Este de la foto es «Dragon» un cibergatito y hace tres años alguien pagó 170.000$ por él. Y lo que le hace único es que es único, como el resto de los cibergatitos que también son únicos. De los CryptoKitties ya hablamos por aquí hace tiempo.

Este juego tiene como objetivo criar, vender y comprar gatitos digitales (CryptoKitties ) cuyo valor depende del grado de especulación de la propia comunidad con cada uno de ellos. La diferencia entre un coleccionable tradicional y uno de estos criptogatitos, es que puedes mezclarlos unos con otros para generar más crías únicas, crías que luego podrás vender en el mercado de CryptoKitties o por tu cuenta donde mejor te parezca.

Cada usuario pone una tarifa que deben pagar los demás si quieren mezclarse con sus gatos.

Algunos de los gatos más populares han alcanzado precios muy elevados. Genesis, por ejemplo, se vendió recientemente por 118.000 dólares. El precio medio de los ‘criptogatos’ ronda entre los 110 y los 30 dólares.

El gato es el animal por excelencia de Internet y a todos nos gustan, quizás no tanto como pagar pagar esa fortuna por uno virtual, no sé, puestos a pagar una pasta mejor hacerlo por un trozo de tierra con buenas vistas ¿no creéis?

Pero antes de meternos en el mercado inmobiliario, hagamos una pausa para hablar de un tema, los «Tokens No Fungiles«, aquí lo explican muy bien.

Para entenderlo antes debemos tener claro el concepto de fungible. Un elemento fungible es aquel que una unidad del mismo es perfectamente intercambiable por otra del mismo elemento. Por ejemplo, el dinero que utilizamos en nuestro día a día es un elemento fungible. Si yo te doy 1 euro y tú me das otro a mí, nos quedamos igual, son perfectamente intercambiables. Lo mismo ocurre con bitcoin o los ether.

Un elemento no fungible es justo lo contrario. No es lo mismo tener uno u otro, ya que son perfectamente distinguibles, ya que poseen características únicas. No es lo mismo una moneda de oro con una antigüedad de 300 años que una moneda de 1 euro.
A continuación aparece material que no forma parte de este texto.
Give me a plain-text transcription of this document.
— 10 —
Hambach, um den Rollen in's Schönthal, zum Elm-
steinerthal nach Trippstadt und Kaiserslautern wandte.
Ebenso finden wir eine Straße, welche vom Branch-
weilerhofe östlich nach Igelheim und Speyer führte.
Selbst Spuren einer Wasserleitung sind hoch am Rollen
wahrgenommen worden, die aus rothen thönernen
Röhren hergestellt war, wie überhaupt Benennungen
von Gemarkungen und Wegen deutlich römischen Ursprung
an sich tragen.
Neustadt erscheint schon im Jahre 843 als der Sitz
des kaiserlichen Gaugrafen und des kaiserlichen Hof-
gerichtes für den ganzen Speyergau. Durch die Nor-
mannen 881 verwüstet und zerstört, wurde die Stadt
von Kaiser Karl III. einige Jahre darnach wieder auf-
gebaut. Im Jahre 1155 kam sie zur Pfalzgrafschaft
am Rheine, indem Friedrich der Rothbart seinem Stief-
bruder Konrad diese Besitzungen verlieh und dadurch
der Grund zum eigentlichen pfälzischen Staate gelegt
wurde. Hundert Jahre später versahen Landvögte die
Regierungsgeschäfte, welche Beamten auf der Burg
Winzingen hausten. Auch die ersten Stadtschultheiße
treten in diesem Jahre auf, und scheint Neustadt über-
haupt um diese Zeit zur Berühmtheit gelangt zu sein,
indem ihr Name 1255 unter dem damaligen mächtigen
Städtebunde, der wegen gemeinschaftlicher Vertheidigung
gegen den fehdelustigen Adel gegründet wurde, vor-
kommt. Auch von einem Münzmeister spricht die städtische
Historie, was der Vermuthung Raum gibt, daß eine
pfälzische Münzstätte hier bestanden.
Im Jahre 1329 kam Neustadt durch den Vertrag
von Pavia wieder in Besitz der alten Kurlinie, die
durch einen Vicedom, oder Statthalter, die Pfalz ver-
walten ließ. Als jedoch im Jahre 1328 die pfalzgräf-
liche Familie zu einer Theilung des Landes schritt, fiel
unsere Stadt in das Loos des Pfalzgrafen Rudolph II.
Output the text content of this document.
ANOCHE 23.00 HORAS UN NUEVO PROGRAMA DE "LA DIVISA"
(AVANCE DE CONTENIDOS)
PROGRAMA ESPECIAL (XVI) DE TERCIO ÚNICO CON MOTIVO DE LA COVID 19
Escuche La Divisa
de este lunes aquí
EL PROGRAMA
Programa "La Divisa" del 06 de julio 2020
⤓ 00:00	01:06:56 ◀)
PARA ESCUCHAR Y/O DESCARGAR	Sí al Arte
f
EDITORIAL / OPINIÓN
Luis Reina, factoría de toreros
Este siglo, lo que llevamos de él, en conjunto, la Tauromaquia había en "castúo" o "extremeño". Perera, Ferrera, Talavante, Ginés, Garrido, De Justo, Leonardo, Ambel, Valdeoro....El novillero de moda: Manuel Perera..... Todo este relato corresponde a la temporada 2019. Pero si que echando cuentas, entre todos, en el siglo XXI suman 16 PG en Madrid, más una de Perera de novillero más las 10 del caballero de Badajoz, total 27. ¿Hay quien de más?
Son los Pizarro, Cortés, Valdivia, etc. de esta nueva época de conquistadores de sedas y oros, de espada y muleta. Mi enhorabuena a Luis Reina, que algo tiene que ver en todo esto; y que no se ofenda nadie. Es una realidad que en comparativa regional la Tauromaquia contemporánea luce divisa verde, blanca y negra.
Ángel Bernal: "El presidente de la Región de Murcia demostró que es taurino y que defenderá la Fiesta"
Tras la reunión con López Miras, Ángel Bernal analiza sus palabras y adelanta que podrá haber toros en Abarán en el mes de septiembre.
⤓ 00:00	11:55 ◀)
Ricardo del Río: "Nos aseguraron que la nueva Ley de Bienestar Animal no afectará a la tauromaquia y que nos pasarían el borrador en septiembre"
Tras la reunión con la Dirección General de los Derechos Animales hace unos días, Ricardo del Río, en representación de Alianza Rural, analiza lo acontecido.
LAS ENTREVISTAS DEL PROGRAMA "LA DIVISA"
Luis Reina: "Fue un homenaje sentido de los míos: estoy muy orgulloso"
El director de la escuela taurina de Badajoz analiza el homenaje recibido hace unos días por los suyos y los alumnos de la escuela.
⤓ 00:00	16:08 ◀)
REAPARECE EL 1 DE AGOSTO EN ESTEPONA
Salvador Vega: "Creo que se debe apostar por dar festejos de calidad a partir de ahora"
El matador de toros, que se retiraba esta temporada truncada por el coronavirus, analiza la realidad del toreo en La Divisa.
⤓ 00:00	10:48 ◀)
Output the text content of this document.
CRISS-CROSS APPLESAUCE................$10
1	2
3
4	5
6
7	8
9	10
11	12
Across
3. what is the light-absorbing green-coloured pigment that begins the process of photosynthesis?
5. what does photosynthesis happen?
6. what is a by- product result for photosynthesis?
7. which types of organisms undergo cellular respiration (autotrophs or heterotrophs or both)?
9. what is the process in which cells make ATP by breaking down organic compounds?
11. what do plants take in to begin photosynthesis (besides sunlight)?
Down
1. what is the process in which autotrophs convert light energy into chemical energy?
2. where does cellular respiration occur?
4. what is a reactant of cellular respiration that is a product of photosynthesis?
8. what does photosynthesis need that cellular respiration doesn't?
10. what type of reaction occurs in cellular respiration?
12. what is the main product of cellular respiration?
Esta es la idea que hay detrás de los“non-fungible token”, término acuñado por Dieter Shirley, el creador de CryptoKitties. Cada token de este tipo es perfectamente distinguible ya que posee características propias que lo hacen único frente a los demás.

¿Y qué tiene que ver esto con un trozo de tierra con buenas vistas?.

La semana pasada alguien ha pagado más de un millón de euros por una maravillosa parcela en la que puedes construir lo que quieras y que está muy bien situada… dentro de un videojuego. Se trata de la mayor transacción de un «token no fungibles»  de la historia y alguien ha pagado 888 ethers, la criptomoneda de Ethereum, lo que al cambio son alrededor de 1,3 millones de euros por nueve parcelas en Axie Infinity (un juego social inspirado en el mundo Pokémon), os pego lo que cuentan en criptonoticias para ver si entre todos podemos entenderlo.

Axie Infinity es un juego coleccionable basado en Ethereum cuyas parcelas virtuales son NFT (Tokens No Fungibles) del estándar ERC-721. De hecho, la venta tuvo lugar en la cadena lateral, Ronin, lanzada la semana pasada por los desarrolladores del juego que están preparando el terreno para que su ecosistema evolucione a una próxima etapa.

Precisamente las parcelas o trozos de tierra virtuales dentro de Lunacia, el mundo de Axie Infinity, son parte de la evolución del juego. En sus propios terrenos los jugadores podrán construir o decorar propiedades digitales, recolectar recursos y luchar contra sus propios monstruos.

Los NFT (non fungible tokens) abren la posibilidad de la creación de activos digitales únicos, lo que tiene implicaciones de gran importancia. Sus aplicaciones son cuantiosas, desde el propio coleccionismo hasta el mercado inmobiliario pasando por las entradas a conciertos y más. Tenemos que mirarlo más como una tecnología que se puede aplicar a bienes físicos más que la anécdota de que alguien pague tanto por un gatito o una parcela virtual. Un buen ejemplo lo tenemos en la industria musical.

«En este momento, el caso de uso más obvio es el de los derechos de autor de una producción sonora. Las producciones sonoras aportan un par de fuentes de ingresos al artista: derechos de autor, derechos de ejecución, derechos vecinos, ingresos por sincronización, flujos y ventas, etc. En el caso de los artistas más grandes suele haber muchos intermediarios, cada uno de los cuales se lleva su parte del pastel. […] Es un proceso complejo, con mucho dinero atascado en algún lugar del sistema, que nunca llega a los propietarios legítimos».